To further test the power of these hidden measurements, the researchers used a machine learning algorithm known as a random forest to see if it could accurately classify individuals into their respective groups based only on the four video-derived features. The algorithm performed with high accuracy. It could distinguish people with Parkinson’s disease from healthy controls with 81.5% accuracy.
It could also differentiate individuals with REM Sleep Behavior Disorder from healthy controls with 79.8% accuracy. When tasked with separating the two clinical groups, the model could tell apart individuals with the sleep disorder from those with Parkinson’s disease with 81.7% accuracy. These classification results demonstrate that the subtle, computer-detected features contain enough information to reliably separate the groups, even when they appear identical to a human expert.
The researchers acknowledge certain limitations of their study, most notably the relatively small number of participants. Findings from a smaller sample need to be validated in larger, more diverse groups of people to ensure they are generalizable. Additionally, this work focused exclusively on motor symptoms derived from video. Future research could aim to combine this accessible video analysis with other biological markers, such as those from brain imaging or cerebrospinal fluid, to create an even more powerful and comprehensive tool for predicting who is at risk of developing Parkinson’s disease.
Nevertheless, this study provides evidence that automated video analysis can serve as a sensitive, low-cost, and accessible tool for detecting the earliest signs of neurodegeneration.
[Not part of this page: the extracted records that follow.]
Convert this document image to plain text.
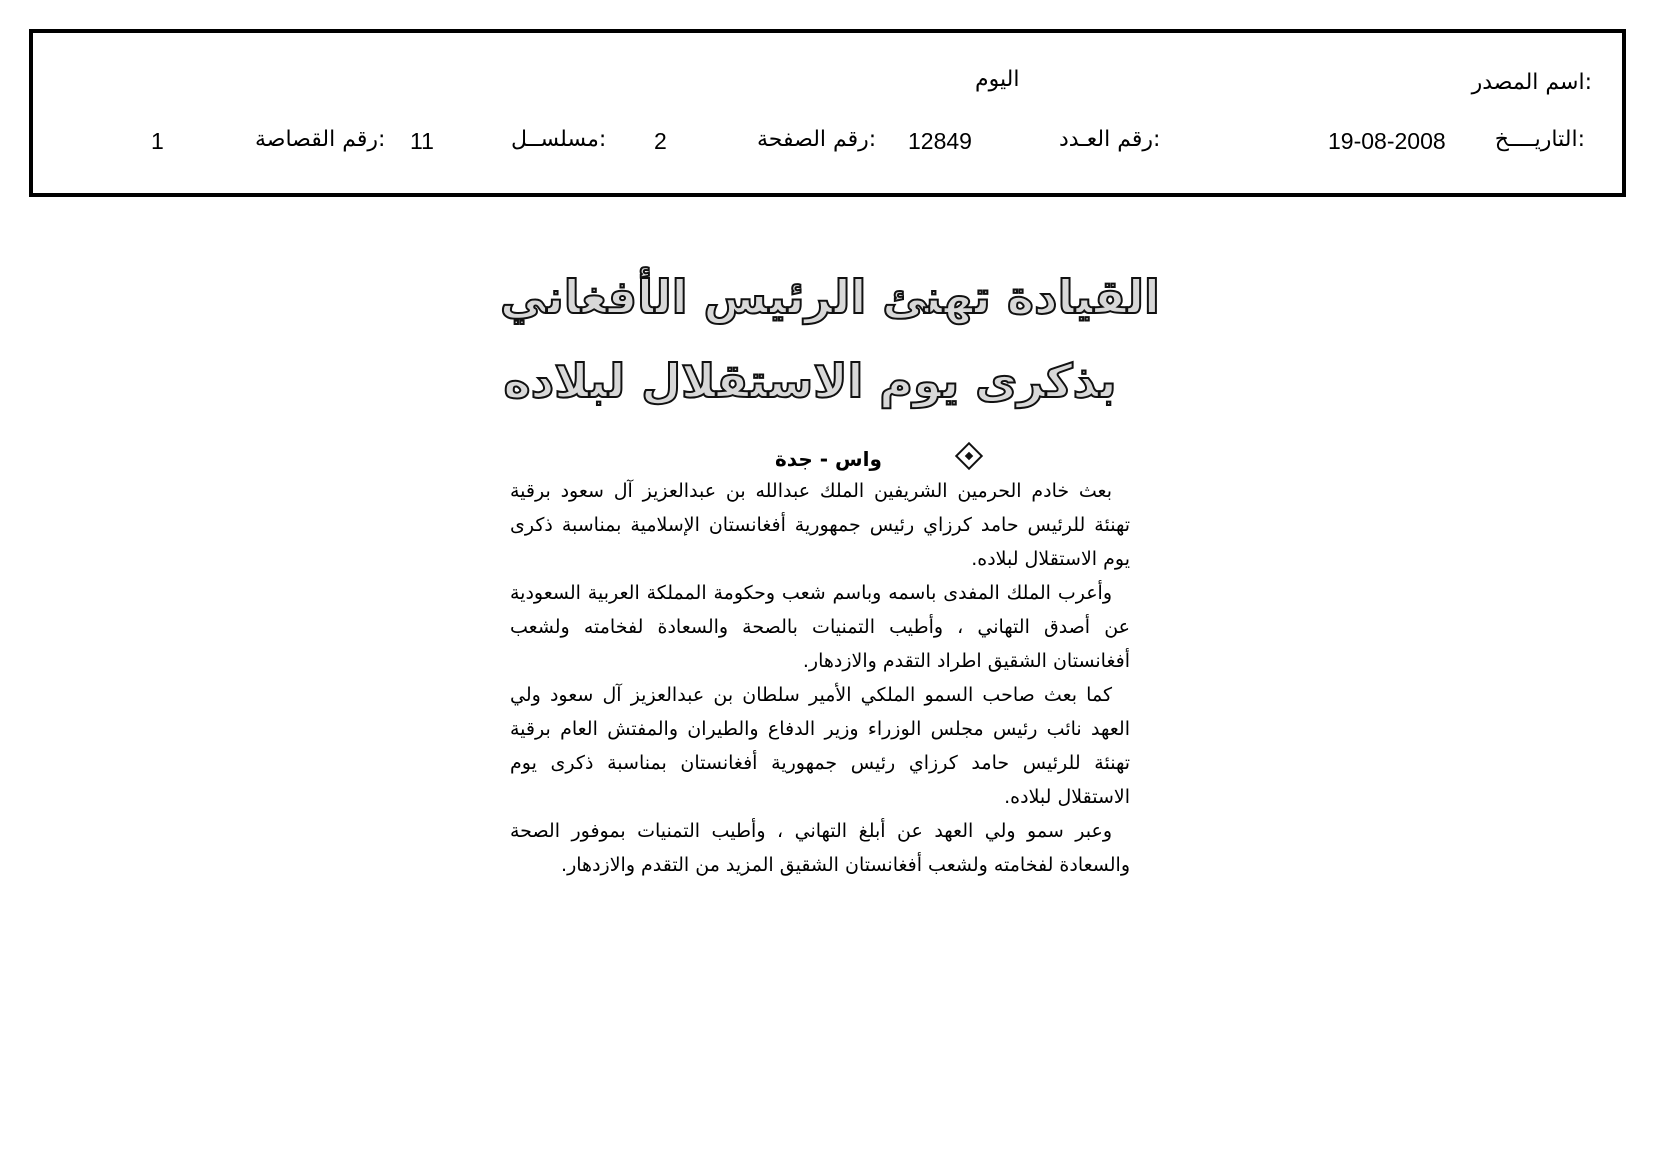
اسم المصدر:
اليوم
التاريــــخ:
19-08-2008
رقم العـدد:
12849
رقم الصفحة:
2
مسلســل:
11
رقم القصاصة:
1
القيادة تهنئ الرئيس الأفغاني
بذكرى يوم الاستقلال لبلاده
واس - جدة

بعث خادم الحرمين الشريفين الملك عبدالله بن عبدالعزيز آل سعود برقية تهنئة للرئيس حامد كرزاي رئيس جمهورية أفغانستان الإسلامية بمناسبة ذكرى يوم الاستقلال لبلاده.

وأعرب الملك المفدى باسمه وباسم شعب وحكومة المملكة العربية السعودية عن أصدق التهاني ، وأطيب التمنيات بالصحة والسعادة لفخامته ولشعب أفغانستان الشقيق اطراد التقدم والازدهار.

كما بعث صاحب السمو الملكي الأمير سلطان بن عبدالعزيز آل سعود ولي العهد نائب رئيس مجلس الوزراء وزير الدفاع والطيران والمفتش العام برقية تهنئة للرئيس حامد كرزاي رئيس جمهورية أفغانستان بمناسبة ذكرى يوم الاستقلال لبلاده.

وعبر سمو ولي العهد عن أبلغ التهاني ، وأطيب التمنيات بموفور الصحة والسعادة لفخامته ولشعب أفغانستان الشقيق المزيد من التقدم والازدهار.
Such a technology could one day be used for large-scale screening to identify at-risk individuals for inclusion in clinical trials for new neuroprotective therapies, well before more pronounced and life-altering symptoms begin to manifest.
The study, “Video analysis reveals early signs of Bradykinesia in REM sleep behavior disorder and Parkinson’s disease,” was authored by Diego L. Guarín, Gabriela Acevedo, Carolina Calonge, Joshua K. Wong, Nikolaus R. McFarland, Adolfo Ramirez-Zamora, and David E. Vaillancourt.